Nach einigen Minuten gewöhnten sich seine Augen an das Dunkel und die Umrisse wurden schärfer. Die Person, die ihm zugewandt am anderen Ende der Lichtung stand, war eine Frau mit langen Haaren. Sie trug ein für diese Jahreszeit viel zu dünnes Kleid. Ihre Figur war zart, aus der Entfernung hätte man sie auch für ein Kind halten können. Aber der Beobachter wusste, sie war kein Kind mehr. Er hatte sie gesehen, schon oft hatte er sie beobachtet, und sie war an ihm vorbeigelaufen und hatte ihn nicht bemerkt. Wie sie ihn auch jetzt nicht bemerkten, keiner von ihnen. Die Frau hatte die Hände erhoben, als wolle sie sich größer machen. Einen Moment lang kam ihm der Gedanke, dass sie vielleicht von ihm gesehen werden wollte, ihn rief, aber er verwarf den Gedanken. Für die anderen war er unsichtbar, nicht beachtenswert, uninteressant, immer schon. Niemand hatte ihn je beachtet, nicht einmal seine eigene Mutter, die schon gar nicht.
Sein Vater gab ihm dagegen reichlich Aufmerksamkeit, in Form von Prügeln und Strafen, bis er am Boden lag und heulte und bettelte, dass der Vater aufhören solle. Es war besser, unsichtbar zu sein. Nicht daran denken, nur an jetzt und hier, an die vier auf der Lichtung, die er kannte, schon lange kannte, aber sie ihn nicht.
Einmal war das Mädchen, denn das war sie fast noch, an ihm vorbeigegangen, ganz dicht, so dicht. Sie hatte nach Rosen und frischem Gras und etwas leicht Herbem, das er nicht kannte, gerochen und hatte gelächelt. Der Junge, denn auch er war noch kein ganzer Mann, auch wenn er sich sicher so fühlte und schon fast so aussah, hatte ihn kaum beachtet und sie mit sich fortgezogen. Der Beobachter hatte ihr nachgestarrt und alles in sich aufgenommen. Wie die Sonne ihr kupferfarbenes Haar zum Leuchten brachte, wie ihr Kleid sich im Wind aufbauschte und wie ihre Tasche lässig über die Schulter baumelte. Im Weitergehen hatte sie sich noch einmal umgedreht und gelächelt. Sie war wie eine Elfe oder eine Göttin, ein Wesen vom anderen Stern, unerreichbar für ihn.

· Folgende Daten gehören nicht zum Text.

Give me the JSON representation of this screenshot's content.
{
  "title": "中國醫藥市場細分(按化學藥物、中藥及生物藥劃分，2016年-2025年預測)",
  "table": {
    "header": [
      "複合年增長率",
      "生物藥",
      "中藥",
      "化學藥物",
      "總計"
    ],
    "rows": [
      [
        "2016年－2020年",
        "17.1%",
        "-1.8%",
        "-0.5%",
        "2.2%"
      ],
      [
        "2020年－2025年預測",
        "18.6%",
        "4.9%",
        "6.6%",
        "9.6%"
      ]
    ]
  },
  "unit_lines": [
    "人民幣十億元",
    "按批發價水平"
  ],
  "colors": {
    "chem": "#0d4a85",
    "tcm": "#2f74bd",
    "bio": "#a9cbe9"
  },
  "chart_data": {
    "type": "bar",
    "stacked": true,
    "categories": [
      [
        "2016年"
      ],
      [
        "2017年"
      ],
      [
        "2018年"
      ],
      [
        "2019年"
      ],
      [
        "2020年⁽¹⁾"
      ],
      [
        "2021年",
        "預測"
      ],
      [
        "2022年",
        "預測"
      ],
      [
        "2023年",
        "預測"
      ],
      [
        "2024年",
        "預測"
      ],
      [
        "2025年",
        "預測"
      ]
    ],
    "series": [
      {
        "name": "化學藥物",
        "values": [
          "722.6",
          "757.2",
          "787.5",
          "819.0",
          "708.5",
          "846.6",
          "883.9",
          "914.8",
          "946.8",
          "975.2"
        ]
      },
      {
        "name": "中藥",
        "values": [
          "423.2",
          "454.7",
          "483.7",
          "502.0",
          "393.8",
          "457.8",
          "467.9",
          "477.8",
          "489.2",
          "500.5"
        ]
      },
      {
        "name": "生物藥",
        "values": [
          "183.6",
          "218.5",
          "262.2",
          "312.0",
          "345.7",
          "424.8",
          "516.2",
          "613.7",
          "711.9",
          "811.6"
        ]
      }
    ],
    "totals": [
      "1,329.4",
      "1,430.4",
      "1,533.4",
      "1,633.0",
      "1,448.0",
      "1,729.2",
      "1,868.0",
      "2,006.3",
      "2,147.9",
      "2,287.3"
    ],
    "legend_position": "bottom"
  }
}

Von da an war er ständig bei ihr gewesen, in Gedanken, nachts vor ihrem Haus, wenn er zu ihrem Zimmer starrte, tagsüber im Verborgenen und sie beobachtend, wann immer es ging. Er war ihr Beschützer und ihr Schatten. Und sie wusste es nicht einmal. Seit er die Jungen kannte, war er ihr noch näher gekommen. Deswegen war er jetzt in dieser bewölkten Nacht hier in diesem Wald, wie immer am Rande des Geschehens, aber bei ihr. Die andere, mit den dunklen, lockigen Haaren, die immer lachte und aussah wie exotische Tänzerin, war diesmal nicht dabei.
Plötzlich kam Bewegung in die Szene. Die Männer, der eine groß und schmal, der andere eher kräftig und klein, gingen aufeinander zu. Das Mädchen bewegte sich ebenfalls, sie wirkte aufgeregt und zog den großen Jungen am Arm. Fetzen von aufgebrachten Stimmen wurden vom Wind über die Ebene geweht. Eine kräftige Stimme schrie etwas, das Mädchen schien zu weinen. Zwei der Umrisse verschmolzen nun, schienen miteinander zu ringen, bewegten sich hin und her. Der Dritte stand ein wenig abseits und bewegte sich leicht hin und her, als sei er unschlüssig, ob er in die Szene eingreifen sollte oder nicht.
Der Beobachter atmete aufgeregt, unsicher, was zu tun war. Er musste das Mädchen beschützen, aber wie? Er wusste nicht, was er tun sollte. Sein Puls raste.
Plötzlich zerfetzte ein lauter, peitschender Knall die Stille des Waldes. Gleichzeitig sackte eine der Figuren aus dem Knäuel zusammen und ging zu Boden, und eine Stimme, unmenschlich, wie nicht von dieser Welt, schrie schrill und markerschütternd, schrie und schrie und schrie, als solle der Schrei nie wieder aufhören.
Der Beobachter sprang auf, vergaß alle Vorsicht und rannte, rannte um sein Leben.